‘Cannon fodder’: Medical students in India feel betrayed amid COVID-19 crisis

0 47

Since the beginning of the week, Dr Siddharth Tara, a postgraduate medical student at New Delhi’s government-run Hindu Rao Hospital, has had a fever and persistent headache. He took a COVID-19 test, but the results have been delayed as the country’s health system implodes.

His hospital, overburdened and understaffed, wants him to keep working until the testing laboratory confirms he has COVID-19.

On Tuesday (Apr 27), India reported 323,144 new infections for a total of more than 17.6 million cases, behind only the United States. India’s Health Ministry also reported another 2,771 deaths in the past 24 hours, with 115 Indians succumbing to the disease every hour. Experts say those figures are likely an undercount.

“I am not able to breathe. In fact, I’m more symptomatic than my patients. So how can they make me work?” asked Tara.

The challenges facing India today, as cases rise faster than anywhere else in the world, are being compounded by the fragility of its health system and its doctors.

There are 541 medical colleges in India with 36,000 post-graduate medical students, and according to doctors’ unions constitute the majority at any government hospitals – they are the bulwark of the India’s COVID-19 response. But for over a year, they have been subjected to mammoth workloads, lack of pay, rampant exposure to the virus and complete academic neglect.

“We’re cannon fodder, that’s all,” said Tara.

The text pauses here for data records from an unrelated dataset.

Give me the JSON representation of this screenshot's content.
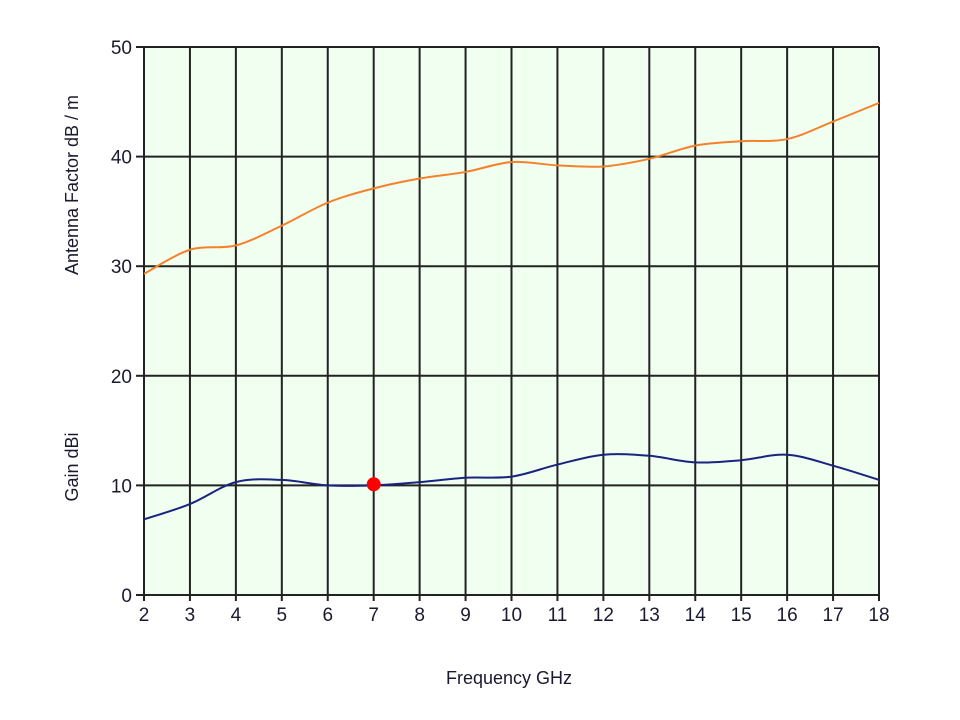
{
  "chart_data": {
    "type": "line",
    "title": "",
    "xlabel": "Frequency GHz",
    "ylabels": [
      "Antenna Factor   dB / m",
      "Gain dBi"
    ],
    "x": [
      2,
      3,
      4,
      5,
      6,
      7,
      8,
      9,
      10,
      11,
      12,
      13,
      14,
      15,
      16,
      17,
      18
    ],
    "xlim": [
      2,
      18
    ],
    "ylim": [
      0,
      50
    ],
    "x_ticks": [
      "2",
      "3",
      "4",
      "5",
      "6",
      "7",
      "8",
      "9",
      "10",
      "11",
      "12",
      "13",
      "14",
      "15",
      "16",
      "17",
      "18"
    ],
    "y_ticks": [
      "0",
      "10",
      "20",
      "30",
      "40",
      "50"
    ],
    "grid": true,
    "background": "#f0fff0",
    "series": [
      {
        "name": "Antenna Factor",
        "unit": "dB / m",
        "color": "#f5822a",
        "values": [
          29.3,
          31.5,
          31.9,
          33.7,
          35.8,
          37.1,
          38.0,
          38.6,
          39.5,
          39.2,
          39.1,
          39.8,
          41.0,
          41.4,
          41.6,
          43.2,
          44.9
        ]
      },
      {
        "name": "Gain",
        "unit": "dBi",
        "color": "#1a237e",
        "values": [
          6.9,
          8.3,
          10.3,
          10.5,
          10.0,
          10.0,
          10.3,
          10.7,
          10.8,
          11.9,
          12.8,
          12.7,
          12.1,
          12.3,
          12.8,
          11.8,
          10.5
        ]
      }
    ],
    "annotations": [
      {
        "type": "marker",
        "x": 7,
        "y": 10.1,
        "color": "#ff0000",
        "series": "Gain"
      }
    ]
  }
}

In five states that are being hit hardest by the surge, postgraduate doctors have held protests against what they view as administrators’ callous attitude toward students like them, who urged authorities to prepare for a second wave but were ignored.

Jignesh Gengadiya, a 26-year-old postgraduate medical student, knew he’d be working 24 hours a day, seven days a week when he signed up for a residency at the Government Medical College in the city of Surat in Gujarat state. What he didn’t expect was to be the only doctor taking care of 60 patients in normal circumstances, and 20 patients on duty in the intensive care unit.